The seventh edition of Dubai International Film Festival 2010 will be held from December 12 to 19. DIFF 2010 is held in association with Dubai Studio City and supported by the Dubai Culture & Arts Authority. Dubai Duty Free, Dubai Pearl, Emirates Airline and Madinat Jumeirah are the principal sponsors of DIFF.

Dubai Film Festival
Zeina Sfeir's "All about my father - Beirut Al Mousse" will be in competition for the Muhr Arab award on the 7th edition of the Dubai International Film Festival 2010.

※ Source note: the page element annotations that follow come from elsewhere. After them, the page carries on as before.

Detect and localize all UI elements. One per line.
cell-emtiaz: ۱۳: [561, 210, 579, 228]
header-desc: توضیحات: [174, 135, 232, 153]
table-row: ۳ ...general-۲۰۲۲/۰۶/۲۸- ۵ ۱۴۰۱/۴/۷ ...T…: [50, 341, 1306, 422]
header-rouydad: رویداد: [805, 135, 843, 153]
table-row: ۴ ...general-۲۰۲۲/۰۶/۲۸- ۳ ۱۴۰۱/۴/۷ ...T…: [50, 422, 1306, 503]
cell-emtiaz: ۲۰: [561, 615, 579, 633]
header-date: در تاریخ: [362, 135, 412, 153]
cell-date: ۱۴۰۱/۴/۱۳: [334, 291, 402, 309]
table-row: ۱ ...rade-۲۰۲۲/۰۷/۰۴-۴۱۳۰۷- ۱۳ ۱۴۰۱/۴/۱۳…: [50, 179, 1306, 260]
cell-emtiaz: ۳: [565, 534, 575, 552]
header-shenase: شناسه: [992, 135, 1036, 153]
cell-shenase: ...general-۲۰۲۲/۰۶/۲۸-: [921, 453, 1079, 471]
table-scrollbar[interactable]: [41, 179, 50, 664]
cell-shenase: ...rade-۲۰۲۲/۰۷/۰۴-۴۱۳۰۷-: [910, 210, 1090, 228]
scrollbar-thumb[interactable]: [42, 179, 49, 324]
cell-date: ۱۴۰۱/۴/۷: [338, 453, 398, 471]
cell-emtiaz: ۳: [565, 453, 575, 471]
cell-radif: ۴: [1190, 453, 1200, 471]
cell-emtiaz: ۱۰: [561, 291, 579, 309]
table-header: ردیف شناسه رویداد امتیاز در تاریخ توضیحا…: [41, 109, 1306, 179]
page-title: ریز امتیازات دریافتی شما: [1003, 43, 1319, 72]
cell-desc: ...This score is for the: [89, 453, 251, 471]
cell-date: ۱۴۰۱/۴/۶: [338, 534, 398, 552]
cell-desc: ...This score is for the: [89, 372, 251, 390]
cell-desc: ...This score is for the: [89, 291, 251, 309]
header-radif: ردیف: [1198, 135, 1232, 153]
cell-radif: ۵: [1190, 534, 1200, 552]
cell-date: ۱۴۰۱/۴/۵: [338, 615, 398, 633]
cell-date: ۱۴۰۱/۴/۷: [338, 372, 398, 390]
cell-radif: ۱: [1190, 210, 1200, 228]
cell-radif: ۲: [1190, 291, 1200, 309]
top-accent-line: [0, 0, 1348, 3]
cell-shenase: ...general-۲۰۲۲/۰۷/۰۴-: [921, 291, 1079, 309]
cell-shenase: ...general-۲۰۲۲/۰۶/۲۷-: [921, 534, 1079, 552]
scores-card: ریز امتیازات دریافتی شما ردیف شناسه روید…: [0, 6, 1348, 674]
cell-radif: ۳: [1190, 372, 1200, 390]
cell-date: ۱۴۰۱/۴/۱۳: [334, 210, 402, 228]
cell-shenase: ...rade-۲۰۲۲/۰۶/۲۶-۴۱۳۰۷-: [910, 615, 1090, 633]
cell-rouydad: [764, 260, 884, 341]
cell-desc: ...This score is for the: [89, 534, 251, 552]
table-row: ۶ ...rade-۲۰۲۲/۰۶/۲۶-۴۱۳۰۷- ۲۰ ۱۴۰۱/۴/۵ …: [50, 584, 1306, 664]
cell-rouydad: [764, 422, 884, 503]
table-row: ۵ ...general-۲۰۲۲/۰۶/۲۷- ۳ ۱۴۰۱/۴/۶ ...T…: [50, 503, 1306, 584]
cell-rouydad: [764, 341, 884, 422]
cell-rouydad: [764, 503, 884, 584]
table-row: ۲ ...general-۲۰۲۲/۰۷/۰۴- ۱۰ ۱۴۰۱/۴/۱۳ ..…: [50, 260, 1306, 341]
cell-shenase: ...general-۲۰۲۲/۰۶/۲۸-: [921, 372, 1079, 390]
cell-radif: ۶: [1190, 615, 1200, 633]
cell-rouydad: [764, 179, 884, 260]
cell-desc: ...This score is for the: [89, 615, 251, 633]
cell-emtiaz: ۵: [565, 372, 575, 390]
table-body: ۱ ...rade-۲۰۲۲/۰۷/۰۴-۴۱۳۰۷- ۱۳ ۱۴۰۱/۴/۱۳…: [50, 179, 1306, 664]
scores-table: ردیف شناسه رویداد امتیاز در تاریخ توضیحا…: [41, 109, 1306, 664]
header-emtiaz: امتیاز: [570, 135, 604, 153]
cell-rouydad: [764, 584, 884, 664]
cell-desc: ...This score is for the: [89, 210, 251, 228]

Film Genre: Biography, Documentary, Family Synopsis

For over seventy years, Elie Sfeir has been working as a barber in Beirut, at some of the country's most exclusive and refined salons. Now a spry octogenarian, he has a lifetime of memories to share, which he does generously in 'All About My Father', a fascinating portrait of a man who, over the years, has coiffed the heads of politicians, princes and presidents. Filmed at his home by his daughter, filmmaker Zeina Sfeir, this engaging and charming character has heard it all, gossip, intrigue, political thought, personal dilemmas - creating a unique history of Lebanon, heard directly from the lips of those who shaped it. Since starting out in a barbershop in the mountain village of Aley in 1942, to the salubrious salons of the Phoenicia Hotel in Beirut, Mr Sfeir has amassed a personal history that's rich in detail, colourful in anecdotes and throughout this lovely, endlessly surprising set of recollections, utterly fascinating.